Cop-slapper gets jail
4 August 2010

One of this summer's more interesting local stories concerns one Amina Mariam Bokhary, daughter of Syed Bagh Ali Shah Bokhary and Rhoda Mariam Bokhary-Arculli, who run brokerage Bokhary Securities Ltd. She has just notched up her third conviction (history here) for assaulting a police officer, to which she pled guilty, following convictions in 2002 and 2008. This time she was put on one year's probation, fined HK$5,000 for failing to provide a breath specimen and $3,000 for careless driving, after crashing her car head-on into a coach on Stubbs Road, Happy Valley on 27-Jan-2010.

In her defence, it was argued that she suffers from bipolar disorder and an alcohol problem. You might wonder why she chose to get behind the steering wheel of a car with that knowledge and after drinking said substance. In the previous 2008 case, she also had attention deficit disorder, but maybe she's forgotten about that.

The case has sparked concern because of the light, non-custodial sentence for a third offence, and the fact that she is rather well connected. Her father is the brother of Court of Final Appeal judge Syed Kemal Shah Bokhary, and her mother is the sister of Executive Councillor Ronald Arculli. The magistrate, Anthony Yuen Wai Ming, after admonishing her for the seriousness of the offences, reportedly said "but...the defendant has a good background, a well-off family...and most importantly, has caring and concerned parents". He also cited her academic achievements. How these factors are relevant to mitigation in sentencing we do not know. Does it imply that people with bad family backgrounds and who are financially poor, or of low academic achievement, should get higher sentences?

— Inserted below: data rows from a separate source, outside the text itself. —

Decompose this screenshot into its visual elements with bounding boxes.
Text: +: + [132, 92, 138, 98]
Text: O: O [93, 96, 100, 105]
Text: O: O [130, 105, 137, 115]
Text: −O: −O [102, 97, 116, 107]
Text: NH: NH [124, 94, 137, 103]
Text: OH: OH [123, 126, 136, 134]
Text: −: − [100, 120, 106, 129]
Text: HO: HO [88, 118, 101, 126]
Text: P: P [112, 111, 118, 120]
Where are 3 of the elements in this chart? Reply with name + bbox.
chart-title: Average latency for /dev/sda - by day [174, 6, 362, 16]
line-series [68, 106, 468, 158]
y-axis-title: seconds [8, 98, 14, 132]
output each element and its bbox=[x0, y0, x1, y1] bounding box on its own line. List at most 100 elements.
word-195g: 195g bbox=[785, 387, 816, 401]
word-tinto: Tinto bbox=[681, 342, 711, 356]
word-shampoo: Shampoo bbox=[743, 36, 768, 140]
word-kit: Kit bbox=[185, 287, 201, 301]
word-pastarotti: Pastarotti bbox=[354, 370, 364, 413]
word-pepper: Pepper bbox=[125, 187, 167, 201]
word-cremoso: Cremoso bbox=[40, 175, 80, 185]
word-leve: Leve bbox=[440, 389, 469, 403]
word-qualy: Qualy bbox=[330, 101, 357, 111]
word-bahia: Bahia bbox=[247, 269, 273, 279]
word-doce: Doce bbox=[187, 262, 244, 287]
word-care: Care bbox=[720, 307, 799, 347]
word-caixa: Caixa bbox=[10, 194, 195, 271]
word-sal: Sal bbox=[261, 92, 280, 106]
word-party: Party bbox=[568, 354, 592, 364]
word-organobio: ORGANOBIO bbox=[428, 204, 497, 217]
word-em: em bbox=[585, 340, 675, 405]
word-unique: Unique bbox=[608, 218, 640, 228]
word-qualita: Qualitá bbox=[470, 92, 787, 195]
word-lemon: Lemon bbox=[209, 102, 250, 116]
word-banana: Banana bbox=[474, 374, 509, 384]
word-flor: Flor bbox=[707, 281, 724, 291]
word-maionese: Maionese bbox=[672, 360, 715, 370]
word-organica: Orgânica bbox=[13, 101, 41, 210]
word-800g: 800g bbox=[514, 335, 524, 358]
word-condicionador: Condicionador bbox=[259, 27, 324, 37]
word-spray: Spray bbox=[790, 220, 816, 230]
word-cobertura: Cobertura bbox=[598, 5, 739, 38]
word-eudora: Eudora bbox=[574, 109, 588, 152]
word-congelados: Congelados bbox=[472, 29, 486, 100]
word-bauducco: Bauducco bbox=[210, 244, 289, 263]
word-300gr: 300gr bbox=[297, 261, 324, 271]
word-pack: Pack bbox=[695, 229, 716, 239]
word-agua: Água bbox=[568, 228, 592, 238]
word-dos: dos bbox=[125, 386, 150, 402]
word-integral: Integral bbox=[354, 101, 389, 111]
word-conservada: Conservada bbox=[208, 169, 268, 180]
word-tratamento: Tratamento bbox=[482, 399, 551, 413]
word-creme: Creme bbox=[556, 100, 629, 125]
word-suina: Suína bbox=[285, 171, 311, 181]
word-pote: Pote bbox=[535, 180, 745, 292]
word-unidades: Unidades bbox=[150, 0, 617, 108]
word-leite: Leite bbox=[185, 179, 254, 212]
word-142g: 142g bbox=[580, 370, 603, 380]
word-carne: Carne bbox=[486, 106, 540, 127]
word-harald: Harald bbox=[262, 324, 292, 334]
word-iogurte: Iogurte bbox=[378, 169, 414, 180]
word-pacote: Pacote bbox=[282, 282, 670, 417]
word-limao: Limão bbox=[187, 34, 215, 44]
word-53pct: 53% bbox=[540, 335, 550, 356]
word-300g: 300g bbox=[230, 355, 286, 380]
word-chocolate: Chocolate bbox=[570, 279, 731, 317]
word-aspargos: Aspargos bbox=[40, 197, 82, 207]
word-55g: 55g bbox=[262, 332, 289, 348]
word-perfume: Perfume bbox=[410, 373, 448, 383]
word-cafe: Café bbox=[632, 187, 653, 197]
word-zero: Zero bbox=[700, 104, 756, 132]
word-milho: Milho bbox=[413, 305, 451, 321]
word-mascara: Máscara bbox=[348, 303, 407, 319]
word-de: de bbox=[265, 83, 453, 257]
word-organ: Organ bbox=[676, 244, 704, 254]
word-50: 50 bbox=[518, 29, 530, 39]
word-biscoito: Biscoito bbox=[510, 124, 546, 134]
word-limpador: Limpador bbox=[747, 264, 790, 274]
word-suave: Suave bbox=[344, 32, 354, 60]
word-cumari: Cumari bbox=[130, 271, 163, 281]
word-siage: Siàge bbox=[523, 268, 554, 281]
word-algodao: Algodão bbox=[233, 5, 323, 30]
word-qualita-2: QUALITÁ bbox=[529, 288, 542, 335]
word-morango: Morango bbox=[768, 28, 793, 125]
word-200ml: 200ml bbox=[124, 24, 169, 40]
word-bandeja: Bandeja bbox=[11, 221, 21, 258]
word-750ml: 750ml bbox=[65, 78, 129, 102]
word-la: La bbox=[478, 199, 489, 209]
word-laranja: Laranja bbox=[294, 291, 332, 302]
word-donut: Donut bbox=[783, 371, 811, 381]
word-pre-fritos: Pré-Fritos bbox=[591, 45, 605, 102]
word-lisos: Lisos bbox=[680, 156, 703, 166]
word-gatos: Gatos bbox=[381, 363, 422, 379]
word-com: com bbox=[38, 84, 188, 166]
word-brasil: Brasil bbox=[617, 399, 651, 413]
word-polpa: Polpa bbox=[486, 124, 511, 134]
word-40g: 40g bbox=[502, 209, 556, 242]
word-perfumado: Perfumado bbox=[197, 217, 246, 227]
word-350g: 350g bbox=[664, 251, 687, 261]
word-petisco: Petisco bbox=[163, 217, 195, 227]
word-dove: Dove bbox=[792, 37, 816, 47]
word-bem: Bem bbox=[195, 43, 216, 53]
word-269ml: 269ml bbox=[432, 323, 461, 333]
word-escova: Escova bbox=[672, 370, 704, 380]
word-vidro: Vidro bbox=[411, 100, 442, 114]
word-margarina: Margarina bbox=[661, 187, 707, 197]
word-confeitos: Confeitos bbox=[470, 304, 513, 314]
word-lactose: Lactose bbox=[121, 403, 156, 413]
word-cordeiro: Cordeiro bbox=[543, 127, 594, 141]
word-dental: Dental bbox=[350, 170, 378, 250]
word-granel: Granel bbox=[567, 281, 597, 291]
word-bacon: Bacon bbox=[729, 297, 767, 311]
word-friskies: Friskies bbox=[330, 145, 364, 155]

The police have now asked the Department of Justice to apply for a review of the sentence. The Police apparently issued a statement, although you won't find it on their web site (note to police: please publish your statements online and not just to the old media).

An alert reader draws Webb-site's attention to a similar case, Kowloon Tong Magistracy Criminal Case 7059 of 2009, HKSAR v Yiu Chi Shing, in which the defendant pleaded guilty to having "slapped a police constable's face causing tenderness" (but no love). This was "a man of previous good character in his early forties" (in other words, unlike Amina, who is 34, he had no prior convictions), but he was sentenced to 14 days in jail. He appealed his sentence to the Court of First Instance. Just five weeks ago, on 29-Jun-2010, his appeal was dismissed. In an ironic note, the judge on appeal was none other than Amina's aunt, Verina Saeeda Bokhary, the wife of the Court of Final Appeal judge.